As many as 1,700 policemen died while fighting terrorism in Punjab and scores of cases were registered for human rights violations against them. Twenty of them are still in jail for various offences. Among them are DSP Jaspal Singh and ASI Amarjit Singh, convicted for kidnapping and eliminating human rights activist, Jaswant Singh Khalra in 1995. Their conviction is a very sore point with the police because it is the same case in which SSP Ajit Pal Sandhu was an accused along with them. Their appeals against life imprisonment were finally dismissed by the Supreme Court in November last year.

Each new setback in the courts makes it harder for officers like Saini, who feel helpless to save their men from the wheels of the legal justice system. He himself faces two cases of kidnapping and abduction from those days.

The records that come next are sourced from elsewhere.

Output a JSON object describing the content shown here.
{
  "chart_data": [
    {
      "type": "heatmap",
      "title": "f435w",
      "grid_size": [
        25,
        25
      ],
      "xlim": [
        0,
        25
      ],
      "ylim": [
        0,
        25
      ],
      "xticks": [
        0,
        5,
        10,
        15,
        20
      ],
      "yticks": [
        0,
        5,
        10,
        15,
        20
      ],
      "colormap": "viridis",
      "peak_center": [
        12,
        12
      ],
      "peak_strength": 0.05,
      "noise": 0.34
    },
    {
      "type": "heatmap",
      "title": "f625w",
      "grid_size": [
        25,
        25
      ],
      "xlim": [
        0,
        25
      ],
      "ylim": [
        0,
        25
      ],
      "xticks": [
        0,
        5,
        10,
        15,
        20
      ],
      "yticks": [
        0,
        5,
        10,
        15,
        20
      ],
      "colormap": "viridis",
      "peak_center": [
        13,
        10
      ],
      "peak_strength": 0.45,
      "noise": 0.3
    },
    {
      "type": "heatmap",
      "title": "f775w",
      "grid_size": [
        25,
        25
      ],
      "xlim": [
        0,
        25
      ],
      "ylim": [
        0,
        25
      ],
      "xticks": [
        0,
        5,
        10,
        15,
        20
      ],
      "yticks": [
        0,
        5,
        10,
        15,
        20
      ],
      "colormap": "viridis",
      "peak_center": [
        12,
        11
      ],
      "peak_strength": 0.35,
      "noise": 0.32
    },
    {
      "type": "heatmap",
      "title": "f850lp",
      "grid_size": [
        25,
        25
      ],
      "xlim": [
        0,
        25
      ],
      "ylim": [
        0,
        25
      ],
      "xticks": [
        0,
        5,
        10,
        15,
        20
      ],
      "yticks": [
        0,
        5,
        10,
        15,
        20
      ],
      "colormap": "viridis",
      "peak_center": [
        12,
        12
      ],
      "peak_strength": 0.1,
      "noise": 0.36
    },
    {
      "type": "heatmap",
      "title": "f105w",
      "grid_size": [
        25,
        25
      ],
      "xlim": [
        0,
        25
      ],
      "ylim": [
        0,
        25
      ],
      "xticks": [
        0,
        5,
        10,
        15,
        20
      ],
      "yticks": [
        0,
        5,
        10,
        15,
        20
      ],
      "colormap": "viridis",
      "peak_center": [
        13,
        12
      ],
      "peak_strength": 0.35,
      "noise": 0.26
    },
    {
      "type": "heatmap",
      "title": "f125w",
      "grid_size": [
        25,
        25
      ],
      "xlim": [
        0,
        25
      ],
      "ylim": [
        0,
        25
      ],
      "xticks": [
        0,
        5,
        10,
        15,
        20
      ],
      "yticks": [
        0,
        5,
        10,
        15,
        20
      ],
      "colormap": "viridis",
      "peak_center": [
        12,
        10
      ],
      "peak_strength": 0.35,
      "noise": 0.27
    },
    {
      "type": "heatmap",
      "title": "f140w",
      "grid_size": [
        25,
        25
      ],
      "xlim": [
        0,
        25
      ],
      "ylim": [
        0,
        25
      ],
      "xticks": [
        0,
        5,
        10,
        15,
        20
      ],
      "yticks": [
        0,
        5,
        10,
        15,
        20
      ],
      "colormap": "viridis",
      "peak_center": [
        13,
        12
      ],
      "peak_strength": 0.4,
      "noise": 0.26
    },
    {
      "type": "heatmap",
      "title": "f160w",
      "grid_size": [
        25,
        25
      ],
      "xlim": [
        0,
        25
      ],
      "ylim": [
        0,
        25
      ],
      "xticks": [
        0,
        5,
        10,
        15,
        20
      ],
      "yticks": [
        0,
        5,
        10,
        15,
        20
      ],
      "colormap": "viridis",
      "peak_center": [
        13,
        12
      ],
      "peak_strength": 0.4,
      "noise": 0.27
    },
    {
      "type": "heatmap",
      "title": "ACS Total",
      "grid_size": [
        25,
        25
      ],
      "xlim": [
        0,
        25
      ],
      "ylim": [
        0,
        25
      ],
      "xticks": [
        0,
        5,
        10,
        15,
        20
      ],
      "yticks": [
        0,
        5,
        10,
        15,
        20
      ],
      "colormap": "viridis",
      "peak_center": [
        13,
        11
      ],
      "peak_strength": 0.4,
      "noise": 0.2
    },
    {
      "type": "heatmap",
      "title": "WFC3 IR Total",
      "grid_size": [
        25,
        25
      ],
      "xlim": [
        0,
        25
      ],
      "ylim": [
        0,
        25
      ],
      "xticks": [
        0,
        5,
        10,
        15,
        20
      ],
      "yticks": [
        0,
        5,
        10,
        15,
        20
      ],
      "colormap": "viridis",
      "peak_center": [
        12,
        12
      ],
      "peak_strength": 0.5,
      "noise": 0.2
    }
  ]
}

Rational opinion within the higher ranks of the Punjab police has always acknowledged that the force did indeed resort to undemocratic methods to save democracy in that tumultuous decade. When terrorism ebbed in Punjab, the police were accused of using the same unorthodox methods that they honed against terrorists to deal with ordinary criminals or to settle scores with civilians over petty rivalries. The current episode leading from the leak of Justice Thakur’s letter has brought upfront the same question once again. These are saner times but the finger pointing is just as vicious.